TestFlight is an online service for over-the-air installation and testing of mobile applications, currently owned by Apple and only offered to developers within the iOS Developer Program. Developers sign up with the service to distribute applications to internal or external beta testers, who can subsequently send feedback about the application to developers. The TestFlight SDK additionally allows developers to receive remote logs, crash reports and tester feedback.

TestFlight initially supported testing of Android and iOS applications, but since March 2014, Apple has retracted support for Android. As of 2015, applications must be published for TestFlight using Xcode, and testers must be invited using iTunes Connect.

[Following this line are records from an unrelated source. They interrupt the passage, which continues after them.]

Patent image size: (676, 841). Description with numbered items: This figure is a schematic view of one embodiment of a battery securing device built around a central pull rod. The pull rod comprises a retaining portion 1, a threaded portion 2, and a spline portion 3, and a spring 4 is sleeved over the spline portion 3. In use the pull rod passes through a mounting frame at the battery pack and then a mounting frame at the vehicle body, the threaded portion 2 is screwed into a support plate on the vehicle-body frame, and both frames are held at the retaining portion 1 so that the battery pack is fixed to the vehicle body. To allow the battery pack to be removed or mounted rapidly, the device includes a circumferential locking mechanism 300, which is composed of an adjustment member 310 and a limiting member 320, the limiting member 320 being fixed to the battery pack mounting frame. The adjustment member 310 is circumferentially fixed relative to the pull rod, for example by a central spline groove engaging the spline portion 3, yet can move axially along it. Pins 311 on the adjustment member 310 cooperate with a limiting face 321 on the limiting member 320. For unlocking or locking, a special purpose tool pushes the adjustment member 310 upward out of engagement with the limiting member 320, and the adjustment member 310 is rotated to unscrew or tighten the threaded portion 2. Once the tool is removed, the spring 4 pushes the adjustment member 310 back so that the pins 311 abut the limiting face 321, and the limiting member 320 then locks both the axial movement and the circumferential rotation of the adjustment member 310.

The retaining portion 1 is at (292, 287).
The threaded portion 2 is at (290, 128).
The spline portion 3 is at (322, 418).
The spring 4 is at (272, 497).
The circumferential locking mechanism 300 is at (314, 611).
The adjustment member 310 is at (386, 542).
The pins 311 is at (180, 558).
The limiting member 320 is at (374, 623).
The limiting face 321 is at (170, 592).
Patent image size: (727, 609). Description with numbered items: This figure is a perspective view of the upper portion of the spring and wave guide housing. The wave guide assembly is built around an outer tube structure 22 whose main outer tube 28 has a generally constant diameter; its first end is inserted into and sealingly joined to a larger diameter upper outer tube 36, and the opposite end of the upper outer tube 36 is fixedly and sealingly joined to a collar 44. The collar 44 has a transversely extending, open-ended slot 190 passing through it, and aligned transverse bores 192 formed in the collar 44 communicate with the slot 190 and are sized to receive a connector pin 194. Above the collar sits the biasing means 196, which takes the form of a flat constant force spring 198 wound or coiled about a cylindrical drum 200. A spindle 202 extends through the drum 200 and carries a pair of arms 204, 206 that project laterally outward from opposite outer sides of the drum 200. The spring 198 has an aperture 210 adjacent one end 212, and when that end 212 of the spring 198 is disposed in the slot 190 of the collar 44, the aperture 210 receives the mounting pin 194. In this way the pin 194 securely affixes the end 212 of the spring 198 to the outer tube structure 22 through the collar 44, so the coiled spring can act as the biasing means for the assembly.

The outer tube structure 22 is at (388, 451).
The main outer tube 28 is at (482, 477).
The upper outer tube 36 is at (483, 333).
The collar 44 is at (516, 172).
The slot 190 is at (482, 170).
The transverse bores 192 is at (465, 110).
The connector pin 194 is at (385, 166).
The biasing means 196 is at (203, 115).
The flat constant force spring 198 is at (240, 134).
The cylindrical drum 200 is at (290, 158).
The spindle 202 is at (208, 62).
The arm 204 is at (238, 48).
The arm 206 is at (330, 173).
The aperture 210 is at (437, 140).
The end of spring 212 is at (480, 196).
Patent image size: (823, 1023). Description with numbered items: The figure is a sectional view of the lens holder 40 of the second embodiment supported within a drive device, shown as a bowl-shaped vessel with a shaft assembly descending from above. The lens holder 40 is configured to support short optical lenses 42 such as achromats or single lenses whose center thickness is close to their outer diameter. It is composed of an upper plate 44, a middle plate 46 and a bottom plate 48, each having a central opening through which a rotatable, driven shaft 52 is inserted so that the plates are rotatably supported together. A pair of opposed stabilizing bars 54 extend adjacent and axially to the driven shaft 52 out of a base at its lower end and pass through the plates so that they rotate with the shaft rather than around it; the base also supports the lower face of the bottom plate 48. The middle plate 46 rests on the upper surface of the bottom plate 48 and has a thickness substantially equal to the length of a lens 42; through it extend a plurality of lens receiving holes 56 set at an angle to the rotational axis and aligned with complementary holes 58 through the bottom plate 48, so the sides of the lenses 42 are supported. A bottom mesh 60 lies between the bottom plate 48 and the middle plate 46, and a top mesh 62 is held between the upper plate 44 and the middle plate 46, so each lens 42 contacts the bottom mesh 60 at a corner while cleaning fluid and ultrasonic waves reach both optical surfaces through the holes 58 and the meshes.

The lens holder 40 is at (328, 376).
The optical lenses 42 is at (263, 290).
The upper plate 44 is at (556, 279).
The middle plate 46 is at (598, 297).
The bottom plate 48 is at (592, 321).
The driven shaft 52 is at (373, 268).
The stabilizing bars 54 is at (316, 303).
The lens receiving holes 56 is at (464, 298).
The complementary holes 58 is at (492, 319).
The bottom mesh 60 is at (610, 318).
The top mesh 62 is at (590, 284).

Developers can also provide a TestFlight invitation code to testers via email or a web page. When the link is opened on an iPhone with the TestFlight app installed, a tester can directly install the beta app on their device. Developers can build beta tester groups directly using the App Store and Xcode integration and publicize these invitation links.

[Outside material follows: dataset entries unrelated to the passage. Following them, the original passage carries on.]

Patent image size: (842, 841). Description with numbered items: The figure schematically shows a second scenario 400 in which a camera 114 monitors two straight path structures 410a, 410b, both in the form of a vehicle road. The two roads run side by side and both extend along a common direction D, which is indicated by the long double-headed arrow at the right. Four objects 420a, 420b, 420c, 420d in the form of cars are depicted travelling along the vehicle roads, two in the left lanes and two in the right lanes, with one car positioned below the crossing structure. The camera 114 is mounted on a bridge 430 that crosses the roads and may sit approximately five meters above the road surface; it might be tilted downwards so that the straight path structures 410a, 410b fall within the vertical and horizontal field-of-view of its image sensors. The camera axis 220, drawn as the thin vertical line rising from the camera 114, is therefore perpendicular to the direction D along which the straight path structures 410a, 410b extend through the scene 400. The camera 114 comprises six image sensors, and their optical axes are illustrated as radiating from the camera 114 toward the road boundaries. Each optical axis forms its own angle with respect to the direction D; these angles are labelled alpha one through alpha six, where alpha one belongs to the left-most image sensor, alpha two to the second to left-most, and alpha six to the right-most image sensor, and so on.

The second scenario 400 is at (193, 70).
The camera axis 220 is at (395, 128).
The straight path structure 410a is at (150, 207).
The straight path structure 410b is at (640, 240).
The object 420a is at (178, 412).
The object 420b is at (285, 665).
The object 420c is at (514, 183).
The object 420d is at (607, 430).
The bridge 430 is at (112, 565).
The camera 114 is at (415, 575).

After invitation, up to 100 internal testers (with up to 30 devices each) and 10,000 external beta testers can download and test the application build. Up to 100 apps can be tested at a time, internally or externally. Testers may be grouped and separate builds created for each group. The TestFlight application for iOS notifies testers when new builds are available, features to focus on, and enables sending of feedback.

== History ==
TestFlight was founded by Benjamin Satterfield and Trystan Kosmynka on December 23, 2010, and was designed as a single platform to test mobile applications on Android and iOS devices. It was acquired by Burstly in March 2012, and thereby gained the resources necessary to launch TestFlight Live.

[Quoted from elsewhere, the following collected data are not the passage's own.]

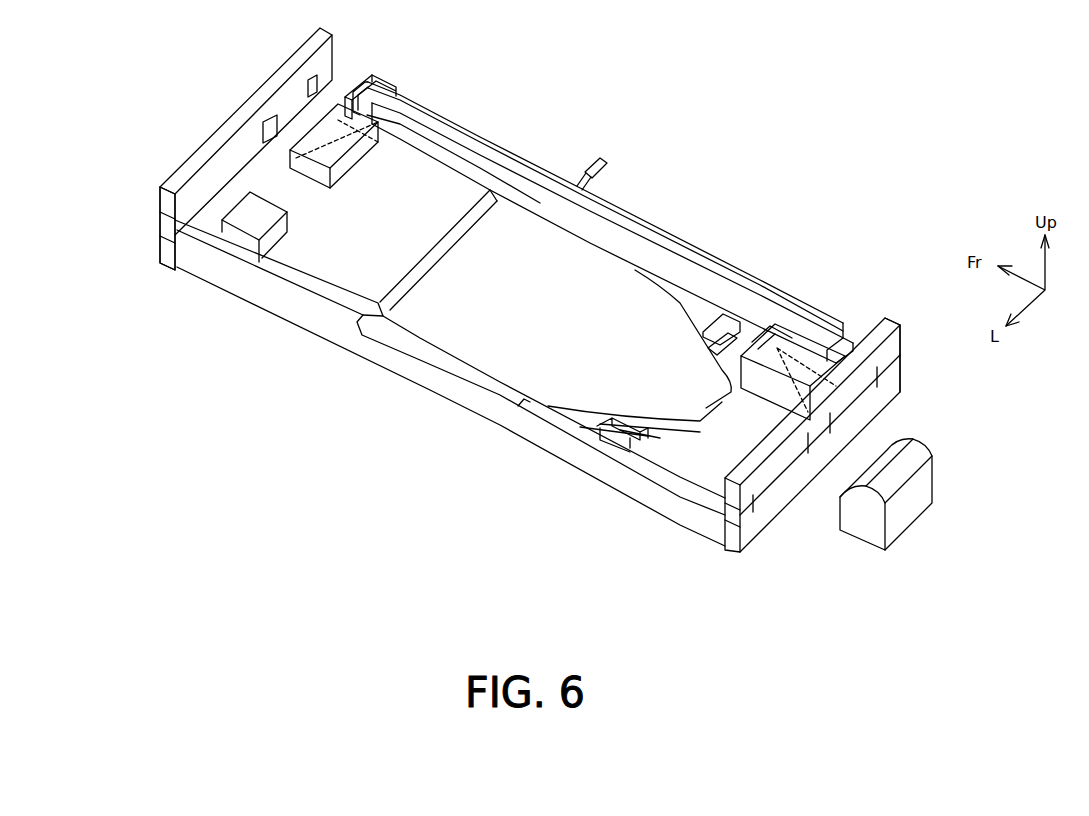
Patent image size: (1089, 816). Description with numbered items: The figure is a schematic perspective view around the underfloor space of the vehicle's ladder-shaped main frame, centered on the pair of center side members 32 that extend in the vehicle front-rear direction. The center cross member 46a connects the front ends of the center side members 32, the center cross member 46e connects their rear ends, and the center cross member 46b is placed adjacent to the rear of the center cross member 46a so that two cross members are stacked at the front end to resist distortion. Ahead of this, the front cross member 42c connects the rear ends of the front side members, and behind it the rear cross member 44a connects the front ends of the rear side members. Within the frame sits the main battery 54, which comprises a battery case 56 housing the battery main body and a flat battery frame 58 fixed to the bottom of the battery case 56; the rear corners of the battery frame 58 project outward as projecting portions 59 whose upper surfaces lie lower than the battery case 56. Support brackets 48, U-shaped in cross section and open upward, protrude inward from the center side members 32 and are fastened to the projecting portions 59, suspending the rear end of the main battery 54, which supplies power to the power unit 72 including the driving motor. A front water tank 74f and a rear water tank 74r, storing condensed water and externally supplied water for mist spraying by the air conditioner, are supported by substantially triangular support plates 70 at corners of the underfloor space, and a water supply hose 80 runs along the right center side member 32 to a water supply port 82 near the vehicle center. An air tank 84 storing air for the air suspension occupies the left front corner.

The center side member 32 is at (260, 288).
The front cross member 42c is at (188, 166).
The rear cross member 44a is at (905, 338).
The center cross member 46a is at (165, 248).
The center cross member 46b is at (270, 148).
The center cross member 46e is at (767, 513).
The support bracket 48 is at (732, 330).
The main battery 54 is at (633, 283).
The battery case 56 is at (493, 195).
The battery frame 58 is at (650, 440).
The projecting portion 59 is at (640, 434).
The support plate 70 is at (327, 122).
The power unit 72 is at (935, 485).
The front water tank 74f is at (363, 118).
The rear water tank 74r is at (773, 337).
The water supply hose 80 is at (527, 162).
The water supply port 82 is at (597, 152).
The air tank 84 is at (245, 223).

In 2011, Burstly raised $7.3 million from Upfront Ventures, Rincon Venture Partners, Softbank Capital and others. Apple Inc. acquired Burstly in February 2014, and terminated support for Android as of March 2014. Apple also shut down FlightPath (a mobile analytics solution and a replacement to TestFlight Live) and SkyRocket (a mobile application monetization platform) the same month.

On 17 December 2023, several terabytes of pre-release iOS apps were discovered on the Wayback Machine, having been mirrored from 2012 to 2015 when TestFlight's servers had mistakenly made them publicly accessible. It was dubbed the "Teraleak" or "Terascrape", similar to Nintendo's Gigaleak from 3 years prior.
This content was later removed from the Internet Archive on January 4, 2024.